According to the present invention, it is possible to prevent the output voltage of the boost chopper circuit from becoming an overvoltage by a simpler circuit without the need for a comparator and a reference voltage as in the conventional case.

[Brief description of drawings]

FIG. 1 is a circuit diagram showing an embodiment of the present invention.

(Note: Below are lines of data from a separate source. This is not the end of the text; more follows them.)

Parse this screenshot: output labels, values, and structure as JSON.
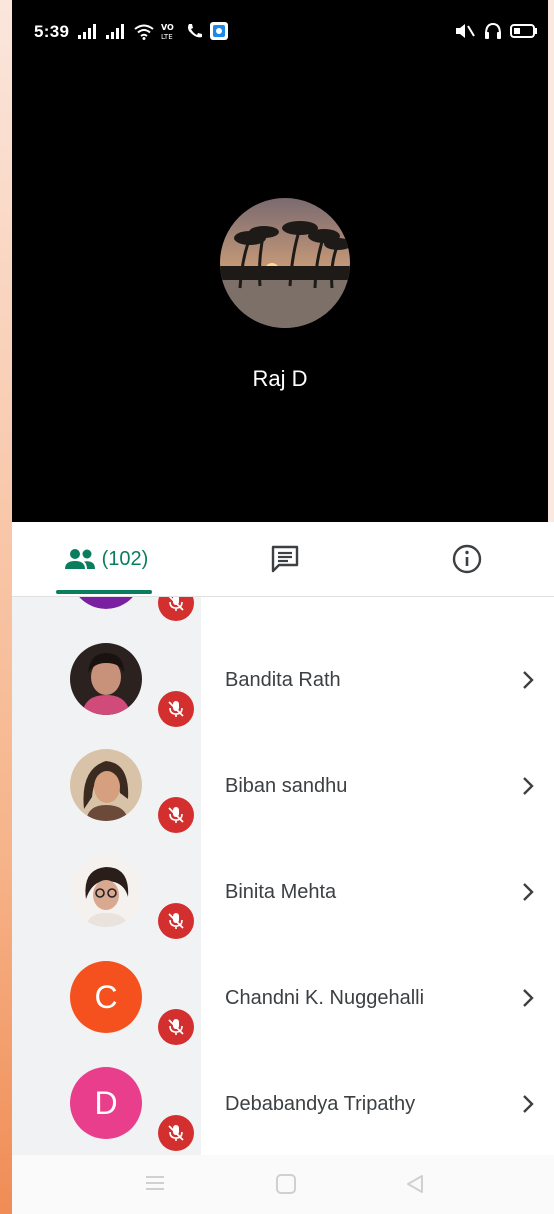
{
  "status_bar": {
    "time": "5:39",
    "network_label_top": "VO LTE",
    "icons": [
      "signal-icon",
      "signal-icon",
      "wifi-icon",
      "volte-icon",
      "wifi-calling-icon",
      "app-notification-icon",
      "mute-icon",
      "headphones-icon",
      "battery-icon"
    ]
  },
  "speaker": {
    "name": "Raj D"
  },
  "tabs": {
    "participants_count": "(102)",
    "active_color": "#0b7d5f"
  },
  "participants": [
    {
      "name": "",
      "initial": "",
      "avatar_color": "#7b1fa2",
      "muted": true
    },
    {
      "name": "Bandita Rath",
      "initial": "",
      "avatar_color": "#3b2a26",
      "muted": true
    },
    {
      "name": "Biban sandhu",
      "initial": "",
      "avatar_color": "#b48a64",
      "muted": true
    },
    {
      "name": "Binita Mehta",
      "initial": "",
      "avatar_color": "#e6d6c8",
      "muted": true
    },
    {
      "name": "Chandni K. Nuggehalli",
      "initial": "C",
      "avatar_color": "#f4511e",
      "muted": true
    },
    {
      "name": "Debabandya Tripathy",
      "initial": "D",
      "avatar_color": "#e83e8c",
      "muted": true
    }
  ],
  "colors": {
    "mute_badge": "#d32f2f",
    "list_gray": "#f1f2f4"
  }
}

FIG. 2 is a circuit diagram showing a conventional example.

[Explanation of symbols]

 1 AC power supply 3 Full wave rectification circuit 4 DC power supply 5 Choke 6 Switch element 7 Diode 8 Capacitor 12 Multiplier 13 Control amplifier 14 Comparator 15 NAND circuit 16 NAND circuit 17 RS flip-flop 18 AND circuit 19 Drive circuit 21 Resistance 35 Diode 36 Transistor

Claims (5)

[Claims] 1. A choke 5 is provided between the output terminals of the DC power supply 4.
And the switch element 6 are connected in series, and the switch element 6
A series circuit of a diode 7 and a capacitor 8 is connected in parallel at both ends of the switch, and a switch control circuit 11 for controlling the on / off of the switch element 6 is provided. The on / off operation of the switch element 6 accumulates electromagnetic energy in the choke 5. In a step-up chopper circuit in which the energy is released to a capacitor 8 via the diode 7 to obtain a DC voltage, an overvoltage for stopping the on / off operation of the switch element 6 when the current flowing in the switch element 6 is a certain value or more. A boost chopper circuit, which is provided with a protection circuit 39. 2. The step-up chopper circuit according to claim 1, wherein the DC power supply 4 includes an AC power supply 1 and a rectifying circuit 3 that full-wave rectifies the AC power supply 1. 3. The switch control circuit 11 comprises a multiplier 1
2, control amplifier 13, comparator 14, NAND circuits 15 and 1
6. The step-up chopper circuit according to claim 1, further comprising: 6, an RS flip-flop 17, an AND circuit 18, and a drive circuit 19 that adjusts an output signal of the AND circuit 18. 4. A choke 5 is provided between the output terminals of the DC power supply 4.
And the switch element 6 are connected in series, and the switch element 6
A series circuit of a diode 7 and a capacitor 8 is connected in parallel at both ends of the switch, and a switch control circuit 11 for controlling on / off of the switch element 6 is provided, and electromagnetic energy is accumulated in the choke 5 by the on / off operation of the switch element 6. In the step-up chopper circuit, in which the energy is released to the capacitor 8 via the diode 7 to obtain a DC voltage, a resistor 21 for detecting a current flowing through the switch element 6 is provided, and the switch detected by the resistor 21 is provided. A step-up chopper circuit, which is provided with an overvoltage protection circuit 39 for stopping the drive of the switch control circuit 11 when the current flowing through the element 6 is above a certain level. 5. The overvoltage protection circuit 39 includes a diode 35 and a transistor 36, and the resistor 21 for detecting a current flowing through the switch element 6 is connected to the base terminal of the transistor 36 via the diode 35. The boost chopper circuit according to claim 4, wherein the boost chopper circuit is connected.